Any other changes observed in the post-pandemic hospitality and tourism industry revolve around greener approaches, energy-saving technologies and minimized human interaction.
Contactless check-in and check-out; digital menu systems; virtual tv remote controls; self-service systems; in-room ordering; self-ID and passport scanners; cashless payments and facial recognition.
All new technologies that are being developed are in the name of eco-friendliness and sustainability. The culture of consumers is changing – more and more travellers are willing to pack their utensils, coffee mugs and water bottles to reduce waste. Many hotels have ended printed menu practices; one-time use of cutlery and opted out from compulsory daily room cleaning. 

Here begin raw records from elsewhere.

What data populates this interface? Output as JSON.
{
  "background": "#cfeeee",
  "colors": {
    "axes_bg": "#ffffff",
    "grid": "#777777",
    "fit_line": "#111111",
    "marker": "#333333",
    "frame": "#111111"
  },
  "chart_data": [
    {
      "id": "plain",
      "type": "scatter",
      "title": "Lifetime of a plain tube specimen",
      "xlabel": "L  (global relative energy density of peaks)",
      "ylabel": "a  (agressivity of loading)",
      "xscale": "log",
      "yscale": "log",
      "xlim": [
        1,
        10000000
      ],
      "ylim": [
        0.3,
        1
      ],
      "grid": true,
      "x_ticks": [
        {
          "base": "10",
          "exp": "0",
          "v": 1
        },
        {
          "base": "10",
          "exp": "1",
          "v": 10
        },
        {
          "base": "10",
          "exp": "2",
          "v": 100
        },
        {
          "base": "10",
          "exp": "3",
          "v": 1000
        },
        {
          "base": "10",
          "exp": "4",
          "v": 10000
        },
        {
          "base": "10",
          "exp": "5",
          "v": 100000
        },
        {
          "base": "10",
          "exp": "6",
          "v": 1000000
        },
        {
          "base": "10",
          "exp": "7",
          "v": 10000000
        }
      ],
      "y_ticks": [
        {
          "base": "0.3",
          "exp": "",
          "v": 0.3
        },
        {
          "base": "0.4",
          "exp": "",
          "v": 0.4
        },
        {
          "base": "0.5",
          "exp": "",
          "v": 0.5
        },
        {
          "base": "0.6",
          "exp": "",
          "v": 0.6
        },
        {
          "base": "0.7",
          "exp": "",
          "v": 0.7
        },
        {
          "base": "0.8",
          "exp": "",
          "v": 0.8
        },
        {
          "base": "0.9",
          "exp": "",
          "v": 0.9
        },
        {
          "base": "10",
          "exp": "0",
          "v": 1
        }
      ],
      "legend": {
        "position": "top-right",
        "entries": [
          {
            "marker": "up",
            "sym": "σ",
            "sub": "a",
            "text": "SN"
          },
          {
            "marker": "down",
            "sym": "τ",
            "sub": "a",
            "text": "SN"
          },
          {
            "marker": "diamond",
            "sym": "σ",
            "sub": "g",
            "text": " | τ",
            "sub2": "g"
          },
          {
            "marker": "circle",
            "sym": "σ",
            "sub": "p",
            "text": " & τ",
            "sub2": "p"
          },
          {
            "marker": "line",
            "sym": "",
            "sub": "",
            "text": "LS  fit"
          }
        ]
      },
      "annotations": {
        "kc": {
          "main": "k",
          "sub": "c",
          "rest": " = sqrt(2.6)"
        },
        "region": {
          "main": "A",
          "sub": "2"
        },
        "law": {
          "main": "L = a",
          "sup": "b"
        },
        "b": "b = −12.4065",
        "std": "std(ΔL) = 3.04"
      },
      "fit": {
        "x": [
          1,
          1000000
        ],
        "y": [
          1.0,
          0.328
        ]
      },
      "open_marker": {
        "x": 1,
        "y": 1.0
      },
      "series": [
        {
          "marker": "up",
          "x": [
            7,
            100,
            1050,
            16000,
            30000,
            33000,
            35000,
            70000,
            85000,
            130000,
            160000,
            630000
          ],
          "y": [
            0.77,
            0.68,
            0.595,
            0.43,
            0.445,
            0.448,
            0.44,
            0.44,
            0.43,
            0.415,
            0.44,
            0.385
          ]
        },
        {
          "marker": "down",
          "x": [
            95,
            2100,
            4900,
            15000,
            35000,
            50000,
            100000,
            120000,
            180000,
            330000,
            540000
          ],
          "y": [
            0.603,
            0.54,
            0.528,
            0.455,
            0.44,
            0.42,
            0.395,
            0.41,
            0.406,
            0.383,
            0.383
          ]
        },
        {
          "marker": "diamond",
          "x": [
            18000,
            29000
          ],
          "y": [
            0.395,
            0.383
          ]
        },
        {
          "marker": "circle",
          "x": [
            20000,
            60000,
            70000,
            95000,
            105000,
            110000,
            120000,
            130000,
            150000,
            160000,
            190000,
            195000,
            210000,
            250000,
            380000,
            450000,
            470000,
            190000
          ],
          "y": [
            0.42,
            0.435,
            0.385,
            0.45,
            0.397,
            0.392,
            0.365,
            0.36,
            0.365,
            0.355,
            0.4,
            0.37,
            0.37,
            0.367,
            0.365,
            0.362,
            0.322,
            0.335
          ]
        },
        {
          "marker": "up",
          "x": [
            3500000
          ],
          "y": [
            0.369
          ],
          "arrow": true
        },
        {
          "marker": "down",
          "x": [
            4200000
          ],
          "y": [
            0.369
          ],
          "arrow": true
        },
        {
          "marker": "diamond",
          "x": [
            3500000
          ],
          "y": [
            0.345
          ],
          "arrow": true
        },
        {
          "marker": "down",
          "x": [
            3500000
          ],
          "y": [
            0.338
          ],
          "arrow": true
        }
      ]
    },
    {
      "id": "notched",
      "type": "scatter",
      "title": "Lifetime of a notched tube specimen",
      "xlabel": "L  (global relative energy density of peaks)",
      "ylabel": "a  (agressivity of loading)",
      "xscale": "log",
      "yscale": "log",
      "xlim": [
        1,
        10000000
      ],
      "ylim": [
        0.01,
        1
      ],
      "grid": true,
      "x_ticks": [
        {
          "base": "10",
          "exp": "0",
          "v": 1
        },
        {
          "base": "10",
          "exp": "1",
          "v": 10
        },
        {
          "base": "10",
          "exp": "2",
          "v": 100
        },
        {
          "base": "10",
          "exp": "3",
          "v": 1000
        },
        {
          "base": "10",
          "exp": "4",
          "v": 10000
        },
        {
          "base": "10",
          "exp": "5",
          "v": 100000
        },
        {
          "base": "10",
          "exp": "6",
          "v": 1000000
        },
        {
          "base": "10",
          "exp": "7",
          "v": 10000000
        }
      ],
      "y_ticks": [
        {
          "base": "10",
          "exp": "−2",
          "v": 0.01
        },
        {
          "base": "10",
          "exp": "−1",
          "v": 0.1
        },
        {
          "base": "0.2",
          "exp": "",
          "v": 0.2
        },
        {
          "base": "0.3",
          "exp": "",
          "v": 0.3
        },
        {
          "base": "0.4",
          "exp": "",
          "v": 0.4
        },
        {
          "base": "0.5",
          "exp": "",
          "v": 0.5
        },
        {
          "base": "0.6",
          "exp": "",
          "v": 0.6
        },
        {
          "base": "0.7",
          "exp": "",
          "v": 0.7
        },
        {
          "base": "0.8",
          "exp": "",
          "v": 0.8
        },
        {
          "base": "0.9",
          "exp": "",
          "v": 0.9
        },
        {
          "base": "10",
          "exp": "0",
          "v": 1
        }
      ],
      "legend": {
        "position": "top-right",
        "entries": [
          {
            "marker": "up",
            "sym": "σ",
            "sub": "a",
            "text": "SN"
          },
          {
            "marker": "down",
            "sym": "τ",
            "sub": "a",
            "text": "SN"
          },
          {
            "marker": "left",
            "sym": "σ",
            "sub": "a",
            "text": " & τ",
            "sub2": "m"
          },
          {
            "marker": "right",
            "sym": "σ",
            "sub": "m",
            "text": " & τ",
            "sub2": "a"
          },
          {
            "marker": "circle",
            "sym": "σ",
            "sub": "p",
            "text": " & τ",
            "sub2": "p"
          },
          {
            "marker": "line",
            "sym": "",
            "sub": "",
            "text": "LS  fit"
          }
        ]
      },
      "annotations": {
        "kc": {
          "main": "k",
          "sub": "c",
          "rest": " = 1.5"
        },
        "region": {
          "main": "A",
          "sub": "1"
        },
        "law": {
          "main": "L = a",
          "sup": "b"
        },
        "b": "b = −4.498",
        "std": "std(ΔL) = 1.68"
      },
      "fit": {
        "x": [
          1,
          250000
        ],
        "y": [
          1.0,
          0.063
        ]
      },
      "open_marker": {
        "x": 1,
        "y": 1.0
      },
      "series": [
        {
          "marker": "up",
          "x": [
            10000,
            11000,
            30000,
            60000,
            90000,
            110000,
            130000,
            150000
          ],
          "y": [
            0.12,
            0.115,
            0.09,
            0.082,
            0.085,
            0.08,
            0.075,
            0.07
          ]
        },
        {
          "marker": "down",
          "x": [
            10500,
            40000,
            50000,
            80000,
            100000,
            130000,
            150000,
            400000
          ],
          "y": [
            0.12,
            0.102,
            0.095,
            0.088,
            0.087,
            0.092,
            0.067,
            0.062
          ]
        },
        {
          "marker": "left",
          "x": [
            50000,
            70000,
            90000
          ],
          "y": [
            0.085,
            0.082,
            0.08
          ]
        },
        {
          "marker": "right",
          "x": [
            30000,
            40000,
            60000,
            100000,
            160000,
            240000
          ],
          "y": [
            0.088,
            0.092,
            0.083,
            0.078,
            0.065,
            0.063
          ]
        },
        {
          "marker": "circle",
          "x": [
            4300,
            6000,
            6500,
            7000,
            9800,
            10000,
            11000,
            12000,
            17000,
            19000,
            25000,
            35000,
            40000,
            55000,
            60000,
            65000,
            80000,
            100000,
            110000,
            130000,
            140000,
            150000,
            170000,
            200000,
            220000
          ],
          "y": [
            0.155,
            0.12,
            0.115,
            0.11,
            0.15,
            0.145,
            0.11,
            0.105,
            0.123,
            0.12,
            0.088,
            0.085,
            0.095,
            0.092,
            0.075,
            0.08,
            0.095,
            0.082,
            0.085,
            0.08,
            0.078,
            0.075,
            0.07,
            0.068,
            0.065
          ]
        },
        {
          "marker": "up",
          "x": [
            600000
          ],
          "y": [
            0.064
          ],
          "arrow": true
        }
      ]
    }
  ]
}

The road ahead for post-pandemic hospitality
To sum up, the post-pandemic changes in the hospitality industry can be summarised in a couple of focal points. The urge for sustainability, long-term environmental mindfulness, guaranteed hygiene, focus on local produce, minimised food and water waste, less human interaction.
One of the good news is that small, local and independent hotels are already on the right path to meeting a hospitality future that is already here. Most of them have long started offering to dine supplied by local markets; providing more private, cleaner and personalised stays away from intense human interactions and definitely less water waste.
It is yet to be seen what changes are coming up, however, one thing is certain: sustainability will be at the core of any future changes and challenges in the hospitality industry.